Utilitarianism[10]: The moral theory that an action is morally right if and only if it produces at least as much good (utility) for a all people affected by the action as any alternative action the person could do instead. Its best-known proponent is John Stuart Mill,[11] who formulated the greatest happiness principle (also called the principle of utility): always act so as to produce the greatest happiness…Most debate about utilitarianism has focused on its moral implications. Critics have argued that its implications sharply conflict with most people’s considered moral judgments, and that this is a strong reason to reject [it]…Utilitarianism requires, in individual actions and in public policy, maximizing utility [happiness or pleasure] without regard to its distribution between different persons[12]. Thus it seems to ignore individual rights, whether specific individuals morally deserve particular benefits or burdens, and potentially to endorse great inequalities between persons; e.g. some critics have charged that according to utilitarianism slavery would be morally justified if its benefits to the slave-owners sufficiently outweighed the burdens to the slaves and if it produced more overall utility than alternative practices possible in that society.
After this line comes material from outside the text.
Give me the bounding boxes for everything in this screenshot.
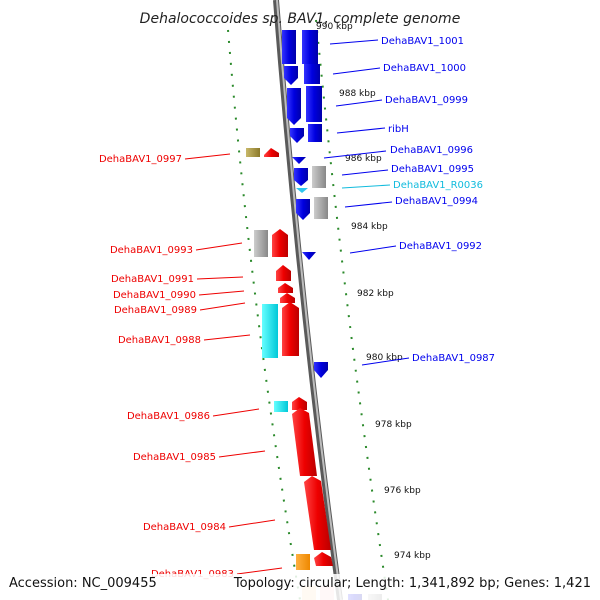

[1] The definitions are taken from the Cambridge Dictionary of Philosophy, 2nd Edition, 1999.

[2] CDP pg. 33 “Anti-Realism”

[3] cf. Descartes “Cogito ergo sum” “I think therefore I am”, as the only knowable fact.

[4] CDP pg. 283 “Ethical Constructivism”

[5] CDP pg. 725 “Postmodern”

[6] CDP pg. 790 “Relativism, ethical”

[7] The argument about the nature of the unborn has been guided by cognitive relativism. Many abortion advocates will insist, along with bioethicists in favour of cloning, that the nature of a child or embryo or clone changes according to the desires or beliefs of observers, creators, donors or legislatures. It is commonly argued that an IVF embryo is a “child” if it is wanted by a couple, and only a “pre-embryo” or “medical research material” if it is not. Legislation often reflects this attitude.

[8] CDP pg. 846 “Situation Ethics”

[9] CDP pg. 855 “Social Constructivism”

[10] Bioethics, as a normative ethical system, is essentially a form of utilitarianism. Princeton Bioethicist, Peter Singer, who advocates infanticide and euthanasia of the elderly and ill on utilitarian principles, is considered the leading bioethics thinker in the world.

[11] John Stuart Mill: British philosopher, political economist and Member of Parliament. An influential liberal thinker of the 19th century. He was an advocate of classical utilitarianism.

[12] Peter singer’s argument in favour of infanticide of disabled newborns is based on the utilitarian principle that the child’s own suffering and that which he causes others who have to care for him, will increase the amount of unhappiness in the world. Killing such a child before, at or after birth will reduce the amount of suffering and increase the total amount of happiness in the world.